Rotational effects on film cooling performance: Simulation of a louver cooling scheme on a rotating turbine blade

Numerical simulations were carried out for two cooling schemes, a circular hole and a louver cooling scheme, at the leading edge of a rotor blade in a complete turbine stage.

Two holes were positioned at the leading edge of a rotating blade, one on the pressure side and the other on the suction side. The methodology was validated with a circular hole case. Numerical results of cooling effectiveness for three blowing ratios at three rotational speeds were successfully obtained. Both blowing ratio and rotating speed of the rotor affect the cooling effectiveness level.

It was shown that for the circular hole, the blowing ratio is the dominant factor at low blowing ratios and the rotational speed is the dominant factor at high blow ratios when jet is prone to lift off in determining the cooling effectiveness level. For the louver scheme, a higher rotational speed leads to a higher level of cooling effectiveness since jet liftoff is avoided.
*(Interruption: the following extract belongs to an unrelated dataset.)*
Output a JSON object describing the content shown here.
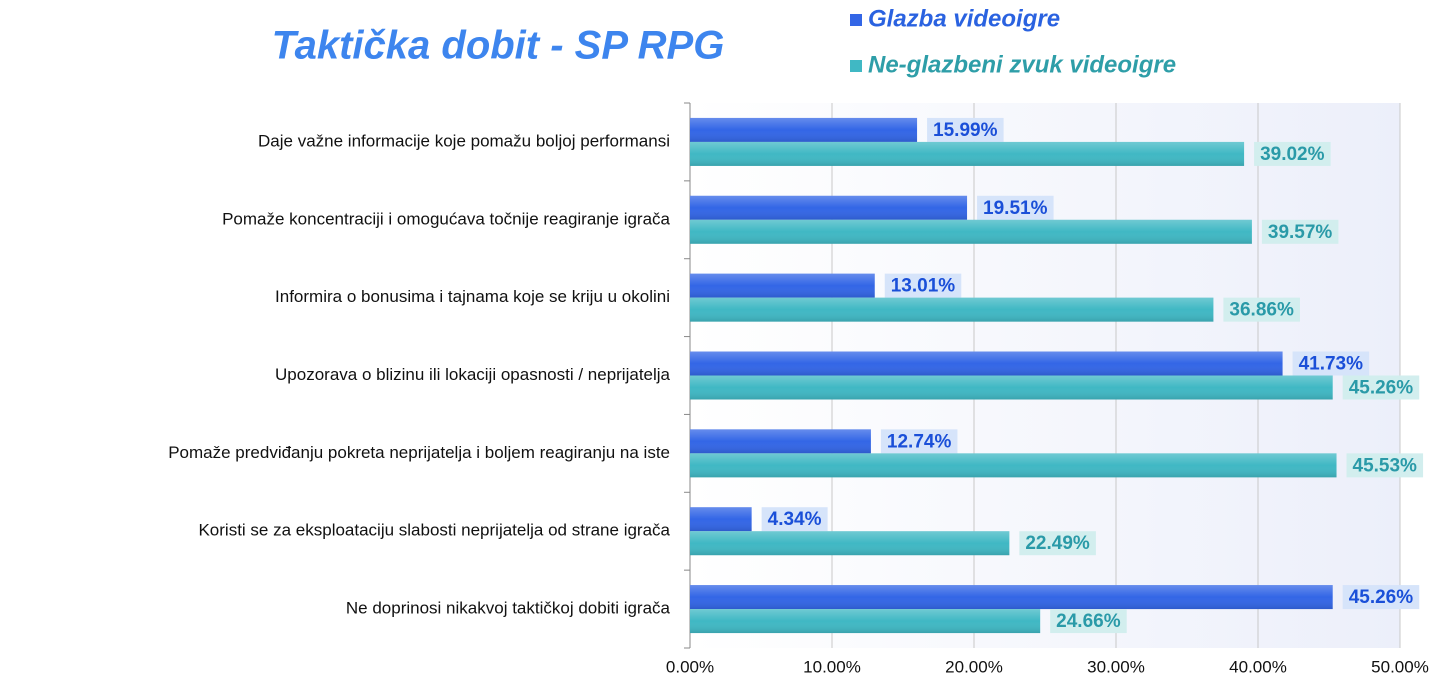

There are only a few studies of film cooling on a rotational turbine blade and very few studies of film cooling at the leading edge of a rotating turbine blade in the open literature. The present work presents a challenging CFD case. The analysis of film cooling at the leading edge of an airfoil was presented, which sheds light on the physics of film cooling and should prove helpful to the cooling designs of turbine blades.